The Assisted-Suicide Decision

By None, The New York Times, Jan. 19, 2006

Editorial

The Supreme Court smacked former Attorney General John Ashcroft and the Bush administration when it ruled 6 to 3 that the Justice Department had gone beyond its authority in trying to undermine an assisted-suicide law in Oregon. The only disquieting note was that the new chief justice, John Roberts Jr., who had assured senators that he believed people had "the right to be let alone," nevertheless joined the dissenters in arguing that the federal government had the power to block Oregon's pioneering effort to let terminally ill patients end their own lives humanely.

The decision was notable because it rejected Mr. Ashcroft's attempt to impose his religiously conservative ideology on a state whose voters had decided differently. Oregon's law allowing physician-assisted suicide was approved narrowly in 1994 and reaffirmed by a thumping 60 to 40 percent vote three years later. Congressional conservatives, including Mr. Ashcroft when he was a senator, failed to push through a federal law to overturn it.

So when Mr. Ashcroft became attorney general in 2001, he simply declared that the federal Controlled Substances Act gave him the authority to prevent doctors from prescribing lethal drugs for the purpose of suicide. That position had been rejected by the Clinton administration, and Mr. Ashcroft issued his own directive without consulting Oregon or apparently anyone else outside his own department. His successor, Alberto Gonzales, embraced this power grab.

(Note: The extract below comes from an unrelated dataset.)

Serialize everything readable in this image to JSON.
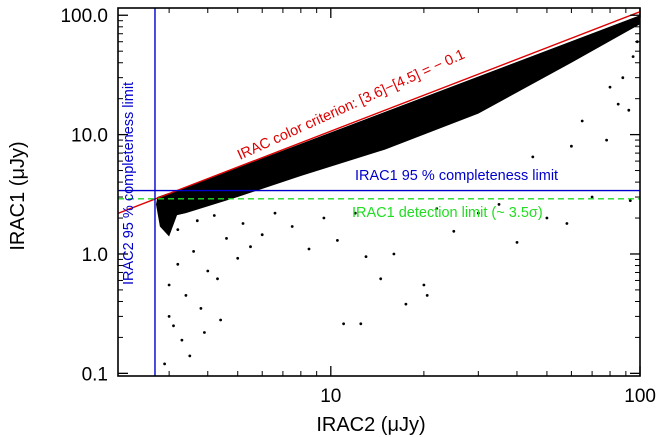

The Supreme Court concluded that Mr. Ashcroft had overreached when he ruled that physician-assisted suicide was not a "legitimate medical purpose" that would allow doctors to prescribe lethal drugs under the Controlled Substances Act. That act was intended to thwart drug abuse and trafficking, not to punish doctors who prescribed medicines in accord with state law. The majority found that Congress had not intended to pre-empt the state regulation of medical practice or to give a single executive branch officer the power to define standards of medical practice.

Congressional conservatives are already vowing to push through a law barring assisted suicide. After the sorry display of pandering during the Terri Schiavo tragedy, no one can bet that they won't succeed this time. But our own sense is that Oregon has acted with exquisite care by requiring that two doctors agree that a patient is likely to die within six months, and is well informed and acting voluntarily, before lethal drugs can be prescribed. Congress would be wise not to meddle in a sensitive issue that Oregon has clearly studied far more closely.